WASHINGTON (Reuters) – The United States could impose additional penalties on four unidentified countries that do not cooperate with requests to return their citizens, a Department of Homeland Security (DHS) spokesman said Wednesday.
The State Department and the DHS can sanction countries that do not cooperate with removals, but has only used that punishment authority twice in the past 15 years.
The current 12 countries deemed recalcitrant are China, Cuba, Vietnam, Laos, Iran, Cambodia, Myanmar, Morocco, Hong Kong, South Sudan, Guinea and Eritrea.
Acting DHS Secretary Elaine Duke sent a letter to the State Department last week identifying the latest four countries that could face the new penalties.
DHS spokesman David Lapan declined to discuss possible sanctions or the names of the four countries that could face additional sanctions, including denying visas.
However, CNN cited a DHS official close to discussions about the deliberations as saying on Wednesday the four under consideration were Cambodia, Eritrea, Guinea and Sierra Leone.
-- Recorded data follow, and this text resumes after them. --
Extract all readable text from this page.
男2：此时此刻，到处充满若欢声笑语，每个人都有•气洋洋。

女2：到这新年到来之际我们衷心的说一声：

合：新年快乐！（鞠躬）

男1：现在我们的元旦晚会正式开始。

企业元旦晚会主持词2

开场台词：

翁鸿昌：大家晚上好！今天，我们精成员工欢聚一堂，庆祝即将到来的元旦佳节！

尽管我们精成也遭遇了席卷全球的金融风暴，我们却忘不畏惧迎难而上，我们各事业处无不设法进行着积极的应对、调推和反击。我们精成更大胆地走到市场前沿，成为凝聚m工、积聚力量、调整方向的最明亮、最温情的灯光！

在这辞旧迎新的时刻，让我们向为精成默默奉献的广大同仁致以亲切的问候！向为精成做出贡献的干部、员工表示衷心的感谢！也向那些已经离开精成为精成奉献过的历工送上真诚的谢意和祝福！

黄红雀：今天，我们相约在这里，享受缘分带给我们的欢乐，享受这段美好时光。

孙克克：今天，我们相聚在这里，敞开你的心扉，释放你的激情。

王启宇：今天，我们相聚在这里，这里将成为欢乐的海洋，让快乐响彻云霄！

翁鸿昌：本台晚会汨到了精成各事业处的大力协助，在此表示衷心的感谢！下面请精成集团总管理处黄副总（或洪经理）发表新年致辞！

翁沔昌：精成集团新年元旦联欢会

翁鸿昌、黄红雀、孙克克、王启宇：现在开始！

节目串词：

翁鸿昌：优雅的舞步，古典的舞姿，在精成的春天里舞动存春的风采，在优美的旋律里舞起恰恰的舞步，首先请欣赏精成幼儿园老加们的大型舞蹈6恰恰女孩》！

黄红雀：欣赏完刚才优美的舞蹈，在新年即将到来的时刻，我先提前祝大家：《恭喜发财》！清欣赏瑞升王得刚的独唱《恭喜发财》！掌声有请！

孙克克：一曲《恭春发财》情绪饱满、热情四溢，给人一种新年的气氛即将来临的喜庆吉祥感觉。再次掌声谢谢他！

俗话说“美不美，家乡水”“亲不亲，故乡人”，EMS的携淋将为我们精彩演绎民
In two cases since 2000, the United States halted issuing visas to government officials and their families to Guinea and Gambia. Lapan said in some cases the DHS has no choice but to release some convicted criminals who served prison time but could not be returned to their home country because their home country refuses to cooperate.
“We have tens of thousands of individuals,” Lapan said.
The DHS identifies countries that can be sanctioned and the State Department decides what, if any, sanctions could be imposed.
The DHS has said that it has final deportation orders against 35,000 Cuban citizens that have criminal histories that Cuba refuses to accept.